A TOE card is a network adapter that has a built in TCP Offload Engine (hence the name TOE) and pretty much every server today will have TOE cards. Now these are great in principle as they can really improve network performance by taking some of the load from the operating system but they can sometimes cause issues on virtual machine, let me give you an example.
I had a problem at a major global bank I was working for rolling out XenApp, all went fine until we got to Tokyo. I could not get the systems in Tokyo to ping the Citrix servers hosted in London but they could ping any other servers in London, just the Citrix servers. My immediate reaction was it had to be a firewall right? After a bit of too and froing I had to acknowledge it was a Citrix issue so my trusty tool called Wireshark was brought in to action and what it showed me was that packets were being re-transmitted thousands of time and eventually dropped. What was going on? After a bit of digging I discovered that this bank had reduced their WAN MTU for the GRE tunnel they were running to Tokyo which is a perfectly normal and recommended thing to do for GRE however because the TCP Offload was trying to negotiate the MTU size which cause thousands of re-transmits the packets never made it to the Citrix session Servers. This is an example how things can get lost in translation from physical to virtual. I was running these Citrix Servers on a VMWare cluster and once the VMWare tools were installed they will detect the TOE card and attempt to use it as it did on this occasion so we had a virtual NIC and a Physical NIC both attempting to use the TCP offload engine which failed. Disabling the TCP offload on the VM instantly fixed the issue. I have also seen slow network issues and again disabling the offload engine has rectified the problem.

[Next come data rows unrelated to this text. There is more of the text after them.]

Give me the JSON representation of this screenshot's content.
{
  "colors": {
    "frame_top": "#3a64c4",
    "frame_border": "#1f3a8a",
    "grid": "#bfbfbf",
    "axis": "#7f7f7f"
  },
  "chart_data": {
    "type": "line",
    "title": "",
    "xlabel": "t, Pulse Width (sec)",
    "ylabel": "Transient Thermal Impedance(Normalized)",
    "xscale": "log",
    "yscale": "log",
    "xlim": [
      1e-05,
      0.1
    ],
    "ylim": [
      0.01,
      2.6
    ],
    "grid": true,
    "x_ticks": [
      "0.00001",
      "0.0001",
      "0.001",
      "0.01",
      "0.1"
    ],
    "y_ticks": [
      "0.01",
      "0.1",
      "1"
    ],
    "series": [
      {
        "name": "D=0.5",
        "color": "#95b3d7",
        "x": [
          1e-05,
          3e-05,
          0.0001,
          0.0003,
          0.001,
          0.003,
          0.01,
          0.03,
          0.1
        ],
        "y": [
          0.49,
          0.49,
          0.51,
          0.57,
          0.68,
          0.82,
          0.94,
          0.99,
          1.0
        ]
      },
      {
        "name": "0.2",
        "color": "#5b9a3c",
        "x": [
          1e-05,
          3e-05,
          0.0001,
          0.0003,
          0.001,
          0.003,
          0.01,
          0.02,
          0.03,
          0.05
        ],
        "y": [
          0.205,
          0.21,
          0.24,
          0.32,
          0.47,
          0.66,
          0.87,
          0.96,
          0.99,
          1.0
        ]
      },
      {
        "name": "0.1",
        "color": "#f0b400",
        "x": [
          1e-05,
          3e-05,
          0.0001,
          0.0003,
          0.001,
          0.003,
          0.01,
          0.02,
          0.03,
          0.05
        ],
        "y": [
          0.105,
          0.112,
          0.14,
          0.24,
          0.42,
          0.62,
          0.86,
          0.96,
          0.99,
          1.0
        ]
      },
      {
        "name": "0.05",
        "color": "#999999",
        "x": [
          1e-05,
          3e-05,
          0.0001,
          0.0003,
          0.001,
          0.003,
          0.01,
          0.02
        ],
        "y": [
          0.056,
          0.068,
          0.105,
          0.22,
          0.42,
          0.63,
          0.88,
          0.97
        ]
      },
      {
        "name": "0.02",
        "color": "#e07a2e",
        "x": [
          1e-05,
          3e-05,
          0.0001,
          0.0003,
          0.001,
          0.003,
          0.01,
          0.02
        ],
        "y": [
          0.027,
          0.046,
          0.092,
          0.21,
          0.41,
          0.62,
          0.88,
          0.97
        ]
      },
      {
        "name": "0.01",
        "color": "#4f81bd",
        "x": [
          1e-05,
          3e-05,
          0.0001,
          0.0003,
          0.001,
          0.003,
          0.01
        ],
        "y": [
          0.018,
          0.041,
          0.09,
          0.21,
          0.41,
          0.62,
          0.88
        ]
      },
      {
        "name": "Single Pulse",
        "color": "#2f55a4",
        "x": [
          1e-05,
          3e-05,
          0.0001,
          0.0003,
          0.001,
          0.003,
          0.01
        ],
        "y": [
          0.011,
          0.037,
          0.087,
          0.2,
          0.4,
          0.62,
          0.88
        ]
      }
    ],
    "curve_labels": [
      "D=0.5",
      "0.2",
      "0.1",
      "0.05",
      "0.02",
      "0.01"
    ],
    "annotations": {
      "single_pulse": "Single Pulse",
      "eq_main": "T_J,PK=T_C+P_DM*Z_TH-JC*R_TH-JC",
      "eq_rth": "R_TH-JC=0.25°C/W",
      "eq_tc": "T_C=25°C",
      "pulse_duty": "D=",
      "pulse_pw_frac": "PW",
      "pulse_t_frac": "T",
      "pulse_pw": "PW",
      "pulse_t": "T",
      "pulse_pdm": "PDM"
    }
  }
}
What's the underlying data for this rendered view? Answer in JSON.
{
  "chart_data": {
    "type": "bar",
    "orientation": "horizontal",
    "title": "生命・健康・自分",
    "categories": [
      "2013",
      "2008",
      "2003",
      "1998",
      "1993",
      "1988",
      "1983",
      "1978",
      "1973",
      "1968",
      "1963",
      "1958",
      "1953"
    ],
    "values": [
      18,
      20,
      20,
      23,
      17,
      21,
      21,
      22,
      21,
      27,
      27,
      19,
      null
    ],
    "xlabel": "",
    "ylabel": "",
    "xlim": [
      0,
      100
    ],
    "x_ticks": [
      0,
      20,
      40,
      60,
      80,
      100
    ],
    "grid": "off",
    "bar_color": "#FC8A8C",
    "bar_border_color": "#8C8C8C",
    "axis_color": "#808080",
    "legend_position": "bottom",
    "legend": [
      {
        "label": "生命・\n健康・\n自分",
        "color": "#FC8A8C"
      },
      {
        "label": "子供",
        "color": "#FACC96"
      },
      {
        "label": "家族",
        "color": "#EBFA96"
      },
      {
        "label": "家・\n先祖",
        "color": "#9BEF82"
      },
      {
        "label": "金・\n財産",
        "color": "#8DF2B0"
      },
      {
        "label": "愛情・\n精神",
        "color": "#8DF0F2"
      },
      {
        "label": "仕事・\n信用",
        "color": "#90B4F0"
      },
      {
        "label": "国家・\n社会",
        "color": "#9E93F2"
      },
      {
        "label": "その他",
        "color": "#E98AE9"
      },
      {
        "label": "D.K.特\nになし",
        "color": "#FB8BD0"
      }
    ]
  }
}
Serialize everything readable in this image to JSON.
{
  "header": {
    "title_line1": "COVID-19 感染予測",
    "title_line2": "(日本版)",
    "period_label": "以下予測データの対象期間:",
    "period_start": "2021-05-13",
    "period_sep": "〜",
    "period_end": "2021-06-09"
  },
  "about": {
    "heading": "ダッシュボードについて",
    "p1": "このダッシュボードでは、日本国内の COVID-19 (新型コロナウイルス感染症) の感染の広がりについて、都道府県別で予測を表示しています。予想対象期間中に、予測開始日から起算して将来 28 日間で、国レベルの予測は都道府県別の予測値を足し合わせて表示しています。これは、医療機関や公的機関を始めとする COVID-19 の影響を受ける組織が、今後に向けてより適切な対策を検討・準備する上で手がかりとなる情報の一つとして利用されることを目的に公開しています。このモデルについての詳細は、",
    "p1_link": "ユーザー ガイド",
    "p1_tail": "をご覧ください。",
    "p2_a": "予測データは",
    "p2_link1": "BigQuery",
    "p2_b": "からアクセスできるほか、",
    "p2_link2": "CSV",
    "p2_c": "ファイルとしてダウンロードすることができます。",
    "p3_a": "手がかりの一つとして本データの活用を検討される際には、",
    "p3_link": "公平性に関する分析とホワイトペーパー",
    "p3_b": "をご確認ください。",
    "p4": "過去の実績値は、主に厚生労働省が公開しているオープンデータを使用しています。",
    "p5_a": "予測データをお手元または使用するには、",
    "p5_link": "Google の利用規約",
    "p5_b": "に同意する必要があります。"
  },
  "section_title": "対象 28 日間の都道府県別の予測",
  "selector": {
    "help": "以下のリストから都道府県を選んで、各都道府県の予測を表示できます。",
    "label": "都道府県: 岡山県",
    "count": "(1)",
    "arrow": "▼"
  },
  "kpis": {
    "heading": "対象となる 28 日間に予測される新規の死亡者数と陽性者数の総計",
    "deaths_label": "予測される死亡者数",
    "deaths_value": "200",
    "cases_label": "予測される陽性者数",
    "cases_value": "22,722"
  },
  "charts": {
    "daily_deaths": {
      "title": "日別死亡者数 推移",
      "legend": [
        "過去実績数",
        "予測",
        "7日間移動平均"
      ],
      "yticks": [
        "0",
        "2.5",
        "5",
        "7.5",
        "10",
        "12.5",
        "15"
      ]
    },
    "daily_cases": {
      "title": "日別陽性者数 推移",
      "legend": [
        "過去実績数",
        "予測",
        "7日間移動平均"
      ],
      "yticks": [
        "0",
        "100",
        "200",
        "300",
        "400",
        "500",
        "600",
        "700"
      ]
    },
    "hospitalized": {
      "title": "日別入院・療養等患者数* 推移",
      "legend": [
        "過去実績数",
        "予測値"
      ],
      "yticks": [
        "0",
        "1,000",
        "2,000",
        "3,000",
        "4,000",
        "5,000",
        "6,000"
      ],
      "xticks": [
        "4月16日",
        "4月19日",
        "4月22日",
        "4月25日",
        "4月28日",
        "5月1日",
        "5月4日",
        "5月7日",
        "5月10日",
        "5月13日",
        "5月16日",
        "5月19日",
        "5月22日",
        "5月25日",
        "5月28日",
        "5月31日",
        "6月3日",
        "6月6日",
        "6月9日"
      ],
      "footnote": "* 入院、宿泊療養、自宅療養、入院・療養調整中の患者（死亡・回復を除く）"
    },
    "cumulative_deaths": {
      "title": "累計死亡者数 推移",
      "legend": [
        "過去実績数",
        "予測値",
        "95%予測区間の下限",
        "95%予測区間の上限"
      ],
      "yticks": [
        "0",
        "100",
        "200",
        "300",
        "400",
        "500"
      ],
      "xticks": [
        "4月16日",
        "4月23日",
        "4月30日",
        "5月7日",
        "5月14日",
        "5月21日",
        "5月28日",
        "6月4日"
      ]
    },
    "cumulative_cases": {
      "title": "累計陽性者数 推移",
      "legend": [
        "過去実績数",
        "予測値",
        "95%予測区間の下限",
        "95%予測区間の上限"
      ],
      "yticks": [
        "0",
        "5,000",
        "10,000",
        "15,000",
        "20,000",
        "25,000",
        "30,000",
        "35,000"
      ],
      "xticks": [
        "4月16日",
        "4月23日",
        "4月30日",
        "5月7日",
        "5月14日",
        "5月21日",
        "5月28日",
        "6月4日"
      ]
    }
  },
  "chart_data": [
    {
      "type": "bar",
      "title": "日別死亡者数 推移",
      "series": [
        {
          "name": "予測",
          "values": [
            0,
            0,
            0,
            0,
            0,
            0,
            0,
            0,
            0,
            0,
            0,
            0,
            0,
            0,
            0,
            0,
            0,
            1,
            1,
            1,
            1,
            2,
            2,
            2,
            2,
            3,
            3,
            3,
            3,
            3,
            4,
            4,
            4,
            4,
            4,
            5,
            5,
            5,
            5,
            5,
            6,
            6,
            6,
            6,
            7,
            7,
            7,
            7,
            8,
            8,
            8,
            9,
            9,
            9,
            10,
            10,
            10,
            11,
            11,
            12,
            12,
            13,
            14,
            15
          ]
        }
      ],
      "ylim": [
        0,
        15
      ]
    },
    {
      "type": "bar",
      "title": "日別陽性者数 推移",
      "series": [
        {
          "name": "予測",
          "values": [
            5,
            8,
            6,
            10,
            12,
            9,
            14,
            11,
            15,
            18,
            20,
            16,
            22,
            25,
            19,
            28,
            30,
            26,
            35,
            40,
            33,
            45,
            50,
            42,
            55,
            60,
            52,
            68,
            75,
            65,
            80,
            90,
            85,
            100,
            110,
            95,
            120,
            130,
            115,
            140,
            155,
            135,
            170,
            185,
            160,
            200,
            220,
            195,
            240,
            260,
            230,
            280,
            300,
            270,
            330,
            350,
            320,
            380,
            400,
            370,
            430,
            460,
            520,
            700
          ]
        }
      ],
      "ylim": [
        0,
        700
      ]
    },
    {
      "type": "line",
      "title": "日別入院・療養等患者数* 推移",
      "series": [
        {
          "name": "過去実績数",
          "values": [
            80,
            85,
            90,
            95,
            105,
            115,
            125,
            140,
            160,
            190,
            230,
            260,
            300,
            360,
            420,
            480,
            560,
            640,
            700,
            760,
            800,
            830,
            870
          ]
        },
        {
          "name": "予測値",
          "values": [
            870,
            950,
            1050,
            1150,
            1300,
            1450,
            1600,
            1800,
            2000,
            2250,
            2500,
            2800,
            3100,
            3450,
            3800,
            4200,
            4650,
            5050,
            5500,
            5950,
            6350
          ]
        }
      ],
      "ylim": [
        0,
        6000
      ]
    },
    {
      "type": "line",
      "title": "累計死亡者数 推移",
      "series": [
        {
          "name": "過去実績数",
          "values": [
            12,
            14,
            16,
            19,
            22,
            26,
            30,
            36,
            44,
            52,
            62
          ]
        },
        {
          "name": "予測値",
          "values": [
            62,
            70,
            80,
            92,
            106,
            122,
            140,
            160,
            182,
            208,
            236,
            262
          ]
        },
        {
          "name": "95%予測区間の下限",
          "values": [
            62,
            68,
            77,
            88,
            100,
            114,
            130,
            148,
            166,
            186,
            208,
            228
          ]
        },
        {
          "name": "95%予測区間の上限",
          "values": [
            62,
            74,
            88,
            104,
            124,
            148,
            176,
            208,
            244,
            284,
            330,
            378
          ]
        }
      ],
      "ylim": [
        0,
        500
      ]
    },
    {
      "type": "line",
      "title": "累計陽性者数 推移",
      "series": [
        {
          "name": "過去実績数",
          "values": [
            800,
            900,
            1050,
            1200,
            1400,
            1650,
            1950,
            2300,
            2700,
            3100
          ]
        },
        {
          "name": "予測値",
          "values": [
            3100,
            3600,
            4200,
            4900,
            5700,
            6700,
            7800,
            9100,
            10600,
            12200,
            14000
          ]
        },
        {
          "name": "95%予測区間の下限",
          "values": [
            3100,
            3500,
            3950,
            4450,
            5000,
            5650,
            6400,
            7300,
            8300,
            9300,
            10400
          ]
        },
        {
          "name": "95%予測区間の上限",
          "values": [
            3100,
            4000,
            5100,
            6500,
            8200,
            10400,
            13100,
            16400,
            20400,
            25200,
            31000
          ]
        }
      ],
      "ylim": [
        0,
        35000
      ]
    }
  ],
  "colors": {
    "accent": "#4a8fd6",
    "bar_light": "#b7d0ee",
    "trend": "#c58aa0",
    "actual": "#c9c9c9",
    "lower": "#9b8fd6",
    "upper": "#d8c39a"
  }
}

I hope you find this guide useful, it is not exhaustive but it will cover most of your Citrix related performance problems and you will find that they will come down to one two things, [1 stupidity] that being where the servers are not sized up properly or the file server that everyone uses is on a 10MB WAN link 100 miles away or user profiles have bloated to over 100MB etc..  Stuff gets lost in translation from Physical to virtual. The conversion from traditional PC’s to virtual desktops introduces new IT challenges that unless you are experienced in you not have considered like profiles and printing.
Final thought, remember there are the P’s that you need to get right in Citrix, Performance, Printing and Profiles. Get these right and you will have a happy user base.